Please note that (insn 66) is deleted and (insn 64) gets converted to an insn that sets flags reg in CCCmode (where only carry flag is valid). The original sequence sets flags reg in CCmode (where all flags are valid), so these two sequences are not identical.

Adding -fno-compare-elim fixes the test.
Comment 2 Uroš Bizjak 2018-07-09 18:52:38 UTC
Here is what happens:

compare operators in (insn 66) are substituted with their defs from (insn 64) and (insn 14). The CC mode is calculated from SELECT_CC_MODE, which really returns CCCmode. The flags reg clobber is substituted with the compare, and insn then matches {*adddi3_cc_overflow_1}.
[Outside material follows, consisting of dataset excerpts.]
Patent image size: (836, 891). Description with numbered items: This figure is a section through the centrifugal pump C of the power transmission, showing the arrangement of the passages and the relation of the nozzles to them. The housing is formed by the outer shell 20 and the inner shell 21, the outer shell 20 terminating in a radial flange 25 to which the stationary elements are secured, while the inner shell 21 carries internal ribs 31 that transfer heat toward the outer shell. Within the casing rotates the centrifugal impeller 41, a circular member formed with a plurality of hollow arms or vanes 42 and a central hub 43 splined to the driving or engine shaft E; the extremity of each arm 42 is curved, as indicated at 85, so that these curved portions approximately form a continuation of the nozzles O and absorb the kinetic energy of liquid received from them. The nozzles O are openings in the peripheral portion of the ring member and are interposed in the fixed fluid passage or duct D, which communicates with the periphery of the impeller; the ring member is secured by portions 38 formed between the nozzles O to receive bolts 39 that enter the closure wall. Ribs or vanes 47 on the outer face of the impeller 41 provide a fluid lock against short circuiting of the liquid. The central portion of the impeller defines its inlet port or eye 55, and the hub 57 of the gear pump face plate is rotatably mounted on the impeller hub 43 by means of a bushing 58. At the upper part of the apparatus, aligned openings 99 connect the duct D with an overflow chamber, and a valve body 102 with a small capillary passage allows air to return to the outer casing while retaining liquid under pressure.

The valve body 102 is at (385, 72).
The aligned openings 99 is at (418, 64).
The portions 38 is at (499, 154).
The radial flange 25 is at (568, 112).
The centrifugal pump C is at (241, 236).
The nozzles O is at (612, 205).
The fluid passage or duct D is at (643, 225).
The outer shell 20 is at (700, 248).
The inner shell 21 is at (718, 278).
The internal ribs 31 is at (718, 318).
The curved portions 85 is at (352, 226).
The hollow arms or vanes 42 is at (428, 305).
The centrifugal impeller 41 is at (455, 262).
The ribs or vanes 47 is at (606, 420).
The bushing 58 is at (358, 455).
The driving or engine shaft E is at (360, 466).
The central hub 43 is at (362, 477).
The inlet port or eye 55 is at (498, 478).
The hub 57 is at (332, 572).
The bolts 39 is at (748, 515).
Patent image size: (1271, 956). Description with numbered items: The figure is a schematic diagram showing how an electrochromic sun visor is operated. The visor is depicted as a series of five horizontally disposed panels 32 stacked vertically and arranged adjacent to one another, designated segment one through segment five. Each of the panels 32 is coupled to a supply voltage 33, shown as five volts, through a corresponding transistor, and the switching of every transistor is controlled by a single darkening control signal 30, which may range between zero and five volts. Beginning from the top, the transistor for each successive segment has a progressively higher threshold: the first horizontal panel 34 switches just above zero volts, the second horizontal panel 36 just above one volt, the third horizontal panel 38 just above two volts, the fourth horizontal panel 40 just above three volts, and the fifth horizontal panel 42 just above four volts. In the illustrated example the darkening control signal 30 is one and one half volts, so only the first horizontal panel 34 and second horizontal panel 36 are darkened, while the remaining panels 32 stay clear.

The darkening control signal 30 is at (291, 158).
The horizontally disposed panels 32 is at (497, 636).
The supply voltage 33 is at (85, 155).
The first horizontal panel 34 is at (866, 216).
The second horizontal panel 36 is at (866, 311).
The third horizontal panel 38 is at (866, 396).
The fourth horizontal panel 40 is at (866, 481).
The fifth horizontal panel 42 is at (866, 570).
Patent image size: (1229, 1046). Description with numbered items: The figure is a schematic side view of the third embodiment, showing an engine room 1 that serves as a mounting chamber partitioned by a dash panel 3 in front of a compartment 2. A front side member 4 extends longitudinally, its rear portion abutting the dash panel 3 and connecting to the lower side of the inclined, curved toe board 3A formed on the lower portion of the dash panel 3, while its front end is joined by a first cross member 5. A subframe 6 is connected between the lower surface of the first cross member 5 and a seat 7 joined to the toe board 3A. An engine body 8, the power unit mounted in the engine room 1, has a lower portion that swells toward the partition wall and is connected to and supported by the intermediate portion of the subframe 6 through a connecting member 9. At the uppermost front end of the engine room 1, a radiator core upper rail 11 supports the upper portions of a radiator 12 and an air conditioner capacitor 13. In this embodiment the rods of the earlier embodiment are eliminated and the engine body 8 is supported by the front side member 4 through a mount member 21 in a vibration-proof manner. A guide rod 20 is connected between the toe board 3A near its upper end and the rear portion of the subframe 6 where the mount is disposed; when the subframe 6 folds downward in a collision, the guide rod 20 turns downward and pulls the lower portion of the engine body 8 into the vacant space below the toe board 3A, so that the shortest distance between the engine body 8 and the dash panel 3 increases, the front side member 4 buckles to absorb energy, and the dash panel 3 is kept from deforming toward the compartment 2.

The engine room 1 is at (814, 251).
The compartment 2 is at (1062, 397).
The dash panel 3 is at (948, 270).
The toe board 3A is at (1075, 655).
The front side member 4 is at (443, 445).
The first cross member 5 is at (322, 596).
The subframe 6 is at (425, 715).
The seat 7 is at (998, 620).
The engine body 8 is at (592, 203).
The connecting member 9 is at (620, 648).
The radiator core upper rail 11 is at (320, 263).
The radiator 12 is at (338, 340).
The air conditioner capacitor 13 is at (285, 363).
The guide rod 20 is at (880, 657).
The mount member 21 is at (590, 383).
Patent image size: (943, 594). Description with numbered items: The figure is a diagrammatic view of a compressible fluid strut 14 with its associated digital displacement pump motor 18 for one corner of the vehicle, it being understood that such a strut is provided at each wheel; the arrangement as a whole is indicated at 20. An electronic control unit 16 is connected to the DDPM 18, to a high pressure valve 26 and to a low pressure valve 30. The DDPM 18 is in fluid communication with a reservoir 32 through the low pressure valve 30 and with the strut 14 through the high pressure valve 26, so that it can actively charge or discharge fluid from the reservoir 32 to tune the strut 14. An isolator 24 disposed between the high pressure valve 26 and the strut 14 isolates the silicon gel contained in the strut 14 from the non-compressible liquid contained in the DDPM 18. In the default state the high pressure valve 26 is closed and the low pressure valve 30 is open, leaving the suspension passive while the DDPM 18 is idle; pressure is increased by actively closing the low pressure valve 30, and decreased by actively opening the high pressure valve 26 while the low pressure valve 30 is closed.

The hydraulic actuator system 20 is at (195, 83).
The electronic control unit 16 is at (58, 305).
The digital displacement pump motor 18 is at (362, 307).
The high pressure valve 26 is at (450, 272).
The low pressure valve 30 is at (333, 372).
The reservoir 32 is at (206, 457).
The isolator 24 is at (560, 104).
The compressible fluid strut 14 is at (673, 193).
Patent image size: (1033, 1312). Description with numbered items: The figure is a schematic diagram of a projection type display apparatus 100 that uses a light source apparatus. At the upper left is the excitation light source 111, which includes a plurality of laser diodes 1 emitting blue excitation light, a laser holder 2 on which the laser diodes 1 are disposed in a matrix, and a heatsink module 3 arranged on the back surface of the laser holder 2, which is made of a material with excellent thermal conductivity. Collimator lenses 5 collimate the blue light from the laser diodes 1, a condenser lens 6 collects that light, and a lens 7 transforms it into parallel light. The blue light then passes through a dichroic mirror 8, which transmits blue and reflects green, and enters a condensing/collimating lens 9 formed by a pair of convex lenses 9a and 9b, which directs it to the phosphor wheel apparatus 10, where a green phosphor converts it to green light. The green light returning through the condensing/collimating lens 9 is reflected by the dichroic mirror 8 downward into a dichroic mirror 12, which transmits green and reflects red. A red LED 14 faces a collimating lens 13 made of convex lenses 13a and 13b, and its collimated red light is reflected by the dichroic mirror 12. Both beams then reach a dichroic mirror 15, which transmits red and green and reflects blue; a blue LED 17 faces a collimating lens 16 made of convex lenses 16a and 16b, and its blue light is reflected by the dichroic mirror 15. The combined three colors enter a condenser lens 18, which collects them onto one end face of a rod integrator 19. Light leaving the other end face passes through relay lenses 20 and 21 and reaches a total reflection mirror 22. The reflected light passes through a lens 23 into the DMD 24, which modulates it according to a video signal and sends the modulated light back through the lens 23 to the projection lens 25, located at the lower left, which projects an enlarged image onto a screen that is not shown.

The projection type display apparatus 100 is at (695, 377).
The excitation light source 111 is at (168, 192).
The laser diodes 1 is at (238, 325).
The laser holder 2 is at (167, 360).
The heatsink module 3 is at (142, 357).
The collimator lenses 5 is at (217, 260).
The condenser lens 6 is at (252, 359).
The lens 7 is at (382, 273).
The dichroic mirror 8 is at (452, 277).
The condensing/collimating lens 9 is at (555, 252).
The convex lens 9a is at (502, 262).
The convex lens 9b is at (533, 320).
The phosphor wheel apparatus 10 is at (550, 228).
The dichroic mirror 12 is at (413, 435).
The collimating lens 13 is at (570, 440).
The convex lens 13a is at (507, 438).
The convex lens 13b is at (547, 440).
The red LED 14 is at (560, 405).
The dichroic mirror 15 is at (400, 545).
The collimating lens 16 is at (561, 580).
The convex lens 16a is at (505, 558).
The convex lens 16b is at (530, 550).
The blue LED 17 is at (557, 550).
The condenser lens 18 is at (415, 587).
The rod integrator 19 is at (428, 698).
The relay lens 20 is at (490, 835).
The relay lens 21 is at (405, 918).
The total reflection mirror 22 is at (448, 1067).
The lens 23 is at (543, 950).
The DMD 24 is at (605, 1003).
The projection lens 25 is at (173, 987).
Unfortunately, the compare is not correct. %rax from (insn 14) is already updated, and should not be compared with its previous value from (insn 64).
Comment 3 Alexandre Oliva 2018-11-08 03:16:47 UTC
Mine
Comment 4 Alexandre Oliva 2018-11-08 03:45:53 UTC
Created attachment 44970 [details]
candidate patch
Comment 5 Alexandre Oliva 2018-11-08 07:48:45 UTC
The candidate patch regresses the regression test added along with the fix for bug 49095.  At first I thought it should, but there seems to be logic in place to adjust the compare for the flags-clobbering insn.
Comment 6 Alexandre Oliva 2018-11-08 09:08:53 UTC
Created attachment 44971 [details]
another candidate patch

This one does not regress pr49095 with -m32, but -m64 scan-assembler-times fails before and after.
Comment 8 Alexandre Oliva 2018-11-09 10:16:40 UTC
Author: aoliva
Date: Fri Nov  9 10:16:09 2018
New Revision: 265957

URL: https://gcc.gnu.org/viewcvs?rev=265957&root=gcc&view=rev
Log:
[PR86438] compare-elim: cope with set of in_b

When in_a resolves to a register set in the prev_clobber insn, we may
use the SET_SRC for the compare instead.  However, when in_b so
resolves, we proceed to use the reg with its earlier value.  When both
resolve to the same register and prev_clobber is an insn that modifies
the register, this arrangement may cause the compare to match (when it
shouldn't) and the elimination of the compare to incorrectly succeed.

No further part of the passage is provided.